私たちの暮らしの至るところにはびこる構造的人種差別。研究室という場も例外ではありません。多くの有色人種の人々が経験しています。
こうした主張は研究者の間でも以前からありましたが、個々の声が1つのうねりとなって社会的な反人種差別運動に発展したのは2020年になってからのことです。相次ぐアフリカ系アメリカ人殺害事件が契機となり、2020年6月10日を、STEM(科学・技術・工学・数学教育)分野の人種間の公平を訴え、人種差別に反対する日と位置付け、#ShutDownSTEM、#ShutDownAcademiaの運動の一環として、数千人の研究者が出勤を取りやめ、数百の大学や研究施設が休業・休校に踏み切りました。支持者らは、このハッシュタグをソーシャルメディア上で掲げ、黒人差別根絶のメッセージを拡散しました。
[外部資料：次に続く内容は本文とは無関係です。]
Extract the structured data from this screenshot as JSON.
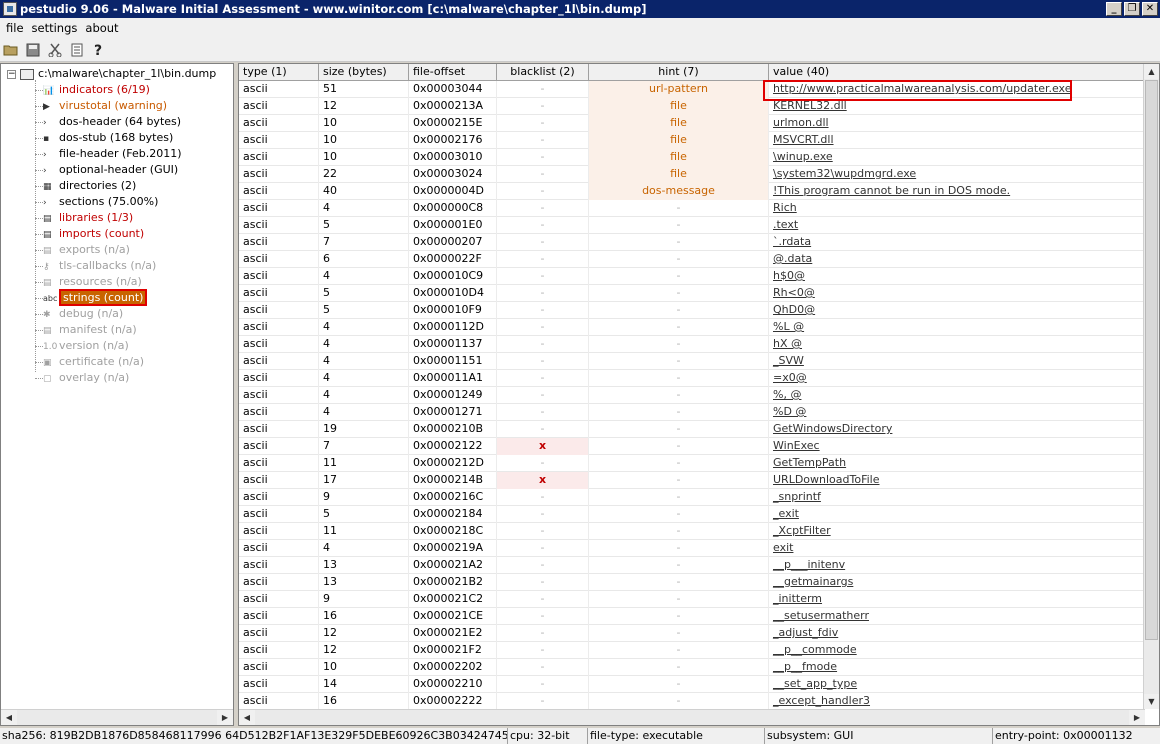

この社会全体での議論は続いており、そうあって然るべきだと、コーニングのDiversity, equity and inclusion担当最高責任者、Dana Moss氏は言います。コーニングのOffice of Racial Equality and Social Unityによる社内的な重点活動の責任者を務めるMoss氏は、こうした議論について、個々の研究者だけでなく、科学全体の支援につながると捉えています。
「多様性の価値が揺らぐことはありません。STEM分野のイノベーションの面でも、思想の面でも多様性の大切さは同じです。しかし、多様な研究者による貢献が見過ごされると、研究の妨げとなります。画期的な発見も生まれにくくなります。」とMoss氏は言います。
確かに、人種差別根絶のためには、気まずいやり取りやつらい自己反省も必要だと、ペンシルベニア大学ウォートン校から主張が上がっています。しかし、人種差別反対の声をあげる前に、私たちの偏見がSTEM分野の研究にどのような悪影響を及ぼすのか理解しておかなければなりません。
まず耳を傾け、そのうえで行動に移すことが大切です。